Eye For Film >> Movies >> Star Trek Beyond (2016) Film Review
Star Trek Beyond
Reviewed by: Owen Van Spall
Director Justin Lin of the Fast And Furious franchise takes over the captain’s chair from JJ Abrams, as the relaunched Star Trek movie franchise reaches it’s third instalment. Star Trek Beyond also sees supporting star Simon Pegg take over co-scripting duties with Doug Jung, which results in plenty of witty, pop-culture saturated banter being laced into the mix. The likeable cast are all back playing the same iconic characters, slightly upgraded for modern times but still led by the heroic Captain James T Kirk. The slick design aesthetic (think a future designed by Apple) largely remains the same. But Lin brings with him frantic pacing and dialogue delivery that results in the film being more worthy of the title Star Trek: Beyond Coherence. Still, grumbles aside, it’s a romp good enough to banish those post-Brexit blues.
Paralleling the fact that the third original Star Trek movie – 1984's Star Trek III: The Search For Spock – saw the starship USS Enterprise destroyed, Star Trek Beyond finds the crew having to abandon ship after an ambush by unknown aliens in a mysterious nebula, two years into their five-year mission. The slow whittling down of the Enterprise to a battered husk, the result of swarms of small dart-like ships that cluster and reform in clouds, is one of the highlights of the movie. So iconic is the Enterprise that this scene of brutal CGI dismemberment, which leaves the severed saucer section plummeting towards the surface of an unknown planet at the heart of the nebula, packs quite an emotional punch, though this new franchise has never really made the Enterprise as much of a dynamic player as it could have. The ship in all three of these new incarnations has tended to warp up to a location, get shot to pieces, then simply stall in space while the crew run around. Maybe the original Enterprise carried more weight as an icon as it was built on the history of an entire TV series, and several movie outings, before it was first destroyed.
Marooned on this mysterious planet, the scattered crew - Captain Kirk (Chris Pine), Commander Spock (Zachary Quinto), Doctor McCoy (Karl Urban), Lieutenant Uhura (Zoe Saldana), Chekov (Anton Yelchin) Sulu (John Cho) and Chief of Engineering Scotty (Pegg) - uncover the identity of their mysterious attacker, a life-force leaching alien called Krall (Idris Elba), and are forced to break out of Krall’s prison camp while at the same time repairing a stranded old starship called the USS Franklin so they can flee. However, this means applying some ingenious sci-fi alchemy, which stranded warrior Jaylah (Sofia Boutella) is able to provide.
As the crew start to unite against this threat, Jung and Pegg’s script lets the natural chemistry and charisma of the cast do most of the heavy lifting. This franchise's great strength has been its casting. Pine brings the swagger and recklessness, Quinto is world wearily logical and Urban hides his bromantic urges for Spock with grumbles. The rest of the cast get fewer moments to shine but there is a genuine sense of warmth between them all. The spunky, combat-capable Boutella is a welcome addition to a line-up that has not been blessed with many female roles.

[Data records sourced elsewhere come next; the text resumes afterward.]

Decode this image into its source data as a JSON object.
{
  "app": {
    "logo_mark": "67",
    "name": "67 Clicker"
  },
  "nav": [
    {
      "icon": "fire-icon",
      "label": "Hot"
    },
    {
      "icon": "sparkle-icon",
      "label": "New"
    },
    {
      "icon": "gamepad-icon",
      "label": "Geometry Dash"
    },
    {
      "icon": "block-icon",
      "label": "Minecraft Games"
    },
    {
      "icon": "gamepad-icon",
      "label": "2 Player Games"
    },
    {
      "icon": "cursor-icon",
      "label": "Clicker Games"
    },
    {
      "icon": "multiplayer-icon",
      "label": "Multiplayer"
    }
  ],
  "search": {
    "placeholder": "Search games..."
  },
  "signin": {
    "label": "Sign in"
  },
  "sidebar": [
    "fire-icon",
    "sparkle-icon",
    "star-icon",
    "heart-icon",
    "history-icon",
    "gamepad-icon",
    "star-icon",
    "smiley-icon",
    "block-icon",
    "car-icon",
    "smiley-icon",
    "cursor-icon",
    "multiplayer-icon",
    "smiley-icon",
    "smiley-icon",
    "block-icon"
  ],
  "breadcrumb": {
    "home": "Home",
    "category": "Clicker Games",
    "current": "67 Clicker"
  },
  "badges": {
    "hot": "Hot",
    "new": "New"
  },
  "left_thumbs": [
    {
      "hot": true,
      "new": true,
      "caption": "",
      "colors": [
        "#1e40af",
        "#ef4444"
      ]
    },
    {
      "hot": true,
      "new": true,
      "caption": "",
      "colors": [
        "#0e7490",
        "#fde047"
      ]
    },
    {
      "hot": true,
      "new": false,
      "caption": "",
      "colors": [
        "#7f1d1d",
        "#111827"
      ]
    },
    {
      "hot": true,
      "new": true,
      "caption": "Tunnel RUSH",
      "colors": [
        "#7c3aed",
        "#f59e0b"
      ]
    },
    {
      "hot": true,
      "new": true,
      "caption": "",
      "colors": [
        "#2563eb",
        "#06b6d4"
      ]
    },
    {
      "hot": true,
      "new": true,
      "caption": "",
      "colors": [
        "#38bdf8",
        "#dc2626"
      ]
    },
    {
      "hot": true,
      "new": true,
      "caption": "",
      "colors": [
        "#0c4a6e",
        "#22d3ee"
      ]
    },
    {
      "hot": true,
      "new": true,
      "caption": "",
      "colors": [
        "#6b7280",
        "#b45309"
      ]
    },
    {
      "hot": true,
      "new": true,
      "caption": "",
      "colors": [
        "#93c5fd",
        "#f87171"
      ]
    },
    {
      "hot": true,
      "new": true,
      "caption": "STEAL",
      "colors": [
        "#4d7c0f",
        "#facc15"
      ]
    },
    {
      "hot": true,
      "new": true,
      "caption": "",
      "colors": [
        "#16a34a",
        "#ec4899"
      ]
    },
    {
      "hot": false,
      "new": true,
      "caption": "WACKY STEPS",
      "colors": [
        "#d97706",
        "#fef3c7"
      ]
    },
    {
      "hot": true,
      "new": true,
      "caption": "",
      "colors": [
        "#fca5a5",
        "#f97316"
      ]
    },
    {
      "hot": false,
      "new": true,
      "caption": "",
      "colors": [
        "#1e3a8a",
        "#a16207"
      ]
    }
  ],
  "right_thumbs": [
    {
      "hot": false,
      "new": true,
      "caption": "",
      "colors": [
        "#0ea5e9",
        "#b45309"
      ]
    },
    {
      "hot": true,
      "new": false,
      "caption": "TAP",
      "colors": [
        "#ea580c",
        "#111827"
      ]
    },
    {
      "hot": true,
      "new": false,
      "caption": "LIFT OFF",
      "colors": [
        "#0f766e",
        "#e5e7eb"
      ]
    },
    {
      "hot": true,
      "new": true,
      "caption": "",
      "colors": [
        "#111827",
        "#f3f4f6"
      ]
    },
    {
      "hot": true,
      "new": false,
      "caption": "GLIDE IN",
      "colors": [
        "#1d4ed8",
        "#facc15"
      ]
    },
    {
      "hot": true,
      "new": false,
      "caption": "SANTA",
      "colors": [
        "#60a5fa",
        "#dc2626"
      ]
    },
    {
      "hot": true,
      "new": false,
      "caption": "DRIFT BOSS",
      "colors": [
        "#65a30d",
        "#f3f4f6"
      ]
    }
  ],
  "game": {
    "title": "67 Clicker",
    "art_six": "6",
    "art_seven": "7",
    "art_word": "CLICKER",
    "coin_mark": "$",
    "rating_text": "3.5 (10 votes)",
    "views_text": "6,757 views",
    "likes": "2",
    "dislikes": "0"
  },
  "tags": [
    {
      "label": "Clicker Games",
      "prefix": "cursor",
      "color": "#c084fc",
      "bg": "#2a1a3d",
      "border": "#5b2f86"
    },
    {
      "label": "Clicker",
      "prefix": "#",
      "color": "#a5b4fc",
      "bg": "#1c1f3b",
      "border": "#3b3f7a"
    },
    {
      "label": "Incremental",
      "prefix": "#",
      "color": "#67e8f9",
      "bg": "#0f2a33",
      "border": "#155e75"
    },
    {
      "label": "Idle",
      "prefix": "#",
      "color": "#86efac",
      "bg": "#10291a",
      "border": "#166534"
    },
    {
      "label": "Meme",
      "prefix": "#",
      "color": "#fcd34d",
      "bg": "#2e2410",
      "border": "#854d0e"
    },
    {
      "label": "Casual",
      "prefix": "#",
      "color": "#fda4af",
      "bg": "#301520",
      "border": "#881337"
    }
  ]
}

The film’s flaws come primarily in the weak villain and some irritating editing and plotting choices, the former has plagued this entire franchise from the start, the latter is more specific to Lin’s time at the helm. As Krall, Elba has some heft, but is buried under a mass of prosthetics (Oscar Isaac in X-Men: Apocalypse was doomed to the same fate) and his motives for taking on the Federation never convince, leaving you to conclude he is yet again another simply insane foe. It is also unclear how his backstory connects with the events we see taking place in the film, and how he is able to muster such a large force of foot soldiers and seemingly unending swarms of space-borne drones that can take down a starship, never seems to be explained either.
Maybe the fact that so much of the dialogue in this film is delivered against a backdrop of explosions, during frenetic actions sequences that play like the cameraman was literally drunk (seriously, try to get your eyes through the scene where Chekov and Kirk infiltrate the marooned Enterprise saucer and escape by sliding down the hull), explains this confusion. It also doesn’t help that the main character arc that anchors the film, that of Kirk finding a new reason to commit to his ship and crew after growing disillusioned with the boredom of space, reels retrograde. Didn’t he settle this whole ‘destiny’ thing in this own mind in the last film?
It is telling that the only compelling villain this new Star Trek movie series has mustered up - Khan in Star Trek Into Darkness, ably played by thesp Benedict Cumberbatch - was a remixed version of a nemesis from the original series. This reboot of a venerable franchise has, bar a great new cast, always struggled to create something memorable on its own terms, as opposed to being simply a very entertaining distraction that feels a though Marvel Studios could have been behind it.